Integrating DP into NN Training

Integrating DP into NN Training#

We’ll now target integrations of differentiable physics (DP) setups into NNs. When using DP approaches for learning applications, there is a lot of flexibility w.r.t. the combination of DP and NN building blocks. As some of the differences are subtle, the following section will go into more detail. We’ll especially focus on solvers that repeat the PDE and NN evaluations multiple times, e.g., to compute multiple states of the physical system over time. In classical numerics, this would be called an iterative time stepping method, while in the context of AI, it’s an autoregressive method.

Hint: Correction vs Prediction

The problems that are best tackled with DP approaches are very fundamental. The combination of a imperfect physical model and an improvement term classically goes under many different names: closure problems in fluid dynamics and turbulence, homogenization or coarse-graining in material science, while it’s called parametrization in climate and weather.

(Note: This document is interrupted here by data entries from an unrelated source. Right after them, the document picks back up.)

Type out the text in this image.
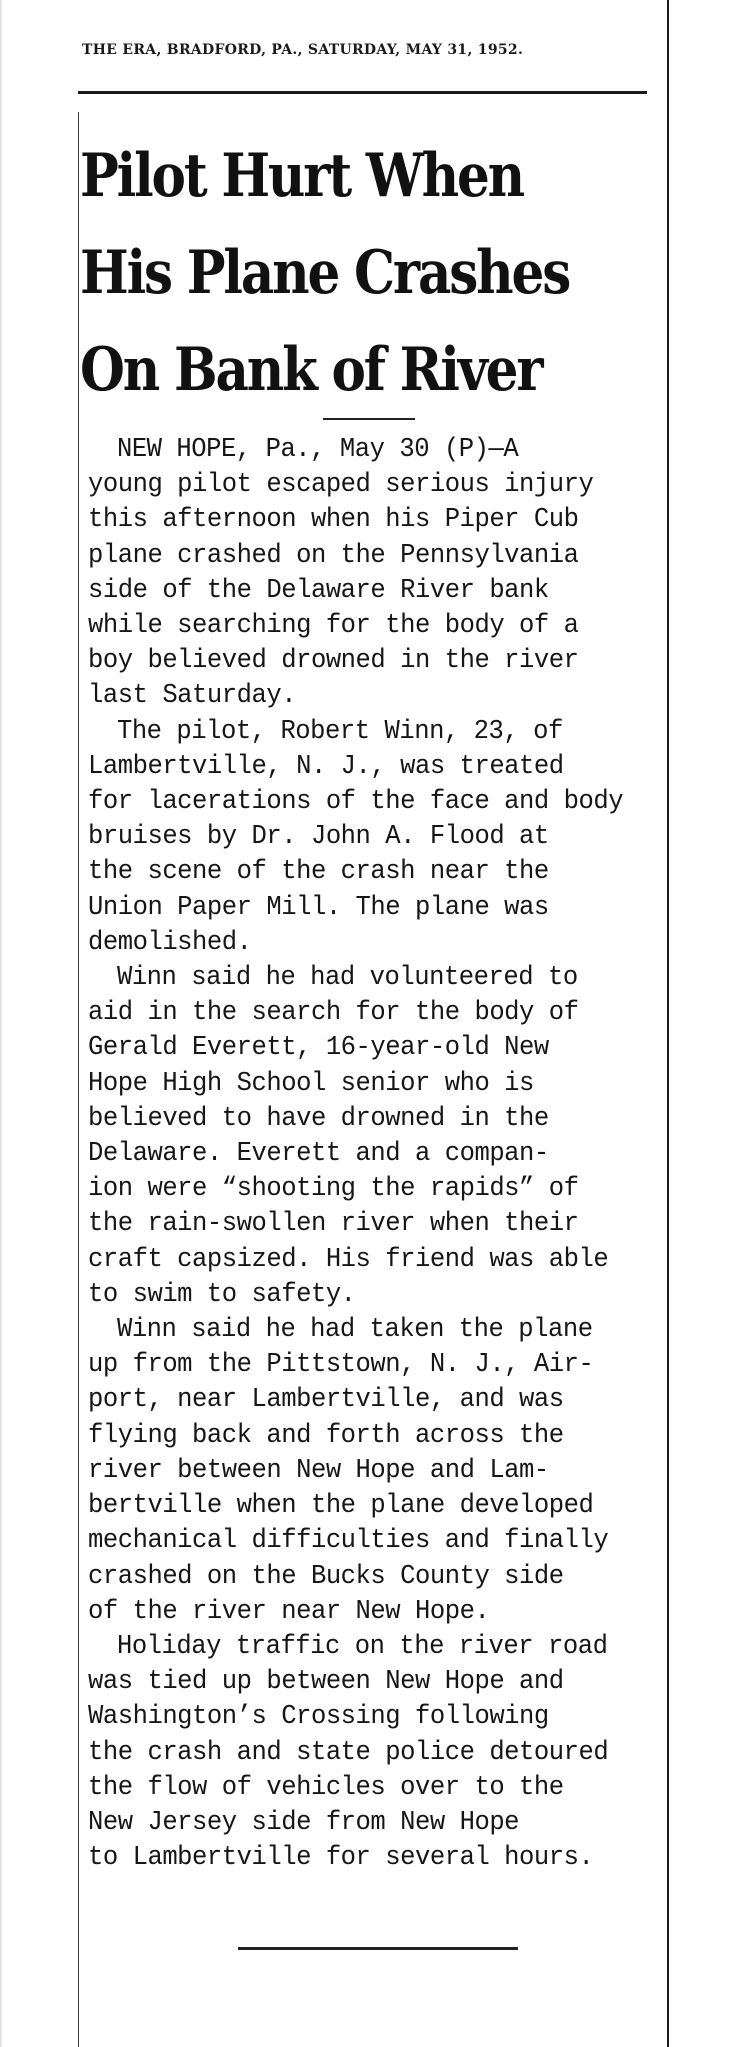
THE ERA, BRADFORD, PA., SATURDAY, MAY 31, 1952.
Pilot Hurt When
His Plane Crashes
On Bank of River
NEW HOPE, Pa., May 30 (P)—A
young pilot escaped serious injury
this afternoon when his Piper Cub
plane crashed on the Pennsylvania
side of the Delaware River bank
while searching for the body of a
boy believed drowned in the river
last Saturday.
The pilot, Robert Winn, 23, of
Lambertville, N. J., was treated
for lacerations of the face and body
bruises by Dr. John A. Flood at
the scene of the crash near the
Union Paper Mill. The plane was
demolished.
Winn said he had volunteered to
aid in the search for the body of
Gerald Everett, 16-year-old New
Hope High School senior who is
believed to have drowned in the
Delaware. Everett and a compan-
ion were “shooting the rapids” of
the rain-swollen river when their
craft capsized. His friend was able
to swim to safety.
Winn said he had taken the plane
up from the Pittstown, N. J., Air-
port, near Lambertville, and was
flying back and forth across the
river between New Hope and Lam-
bertville when the plane developed
mechanical difficulties and finally
crashed on the Bucks County side
of the river near New Hope.
Holiday traffic on the river road
was tied up between New Hope and
Washington’s Crossing following
the crash and state police detoured
the flow of vehicles over to the
New Jersey side from New Hope
to Lambertville for several hours.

In the following, we’ll generically denote all these tasks containing NN+solver as correction task, in contrast to pure prediction tasks for cases where no solver is involved at inference time.

To re-cap, here’s the previous figure about combining NNs and DP operators. In the figure these operators look like a loss term: they typically don’t have weights, and only provide a gradient that influences the optimization of the NN weights:

_images/diffphys-shortened.jpg — Fig. 18 The DP approach as described in the previous chapters. A network produces an input to a PDE solver \(\mathcal P\), which provides a gradient for training during the backpropagation step.#

This setup can be seen as the network receiving information about how it’s output influences the outcome of the PDE solver. I.e., the gradient will provide information how to produce an NN output that minimizes the loss. Similar to the previously described Physical Loss Terms, this can, e.g., mean upholding a conservation law or generally a PDE-based constraint over time.

Switching the order#

However, with DP, there’s no real reason to be limited to this setup. E.g., we could imagine a swap of the NN and DP components, giving the following structure:

_images/diffphys-switched.jpg — Fig. 19 A PDE solver produces an output which is processed by an NN.#

In this case the PDE solver essentially represents an on-the-fly data generator. That’s not necessarily always useful: this setup could be replaced by a pre-computation of the same inputs, as the PDE solver is not influenced by the NN. Hence, there’s no backpropagation through \(\mathcal P\), and it could be replaced by a simple “loading” function. On the other hand, evaluating the PDE solver at training time with a randomized sampling of input parameters can lead to an excellent sampling of the data distribution of the input. If we have realistic ranges for how the inputs vary, this can improve the NN training. If implemented correctly, the solver can also alleviate the need to store and load large amounts of data, and instead produce them more quickly at training time, e.g., directly on a GPU. Recent methods explore this direction in the context of Active Learning.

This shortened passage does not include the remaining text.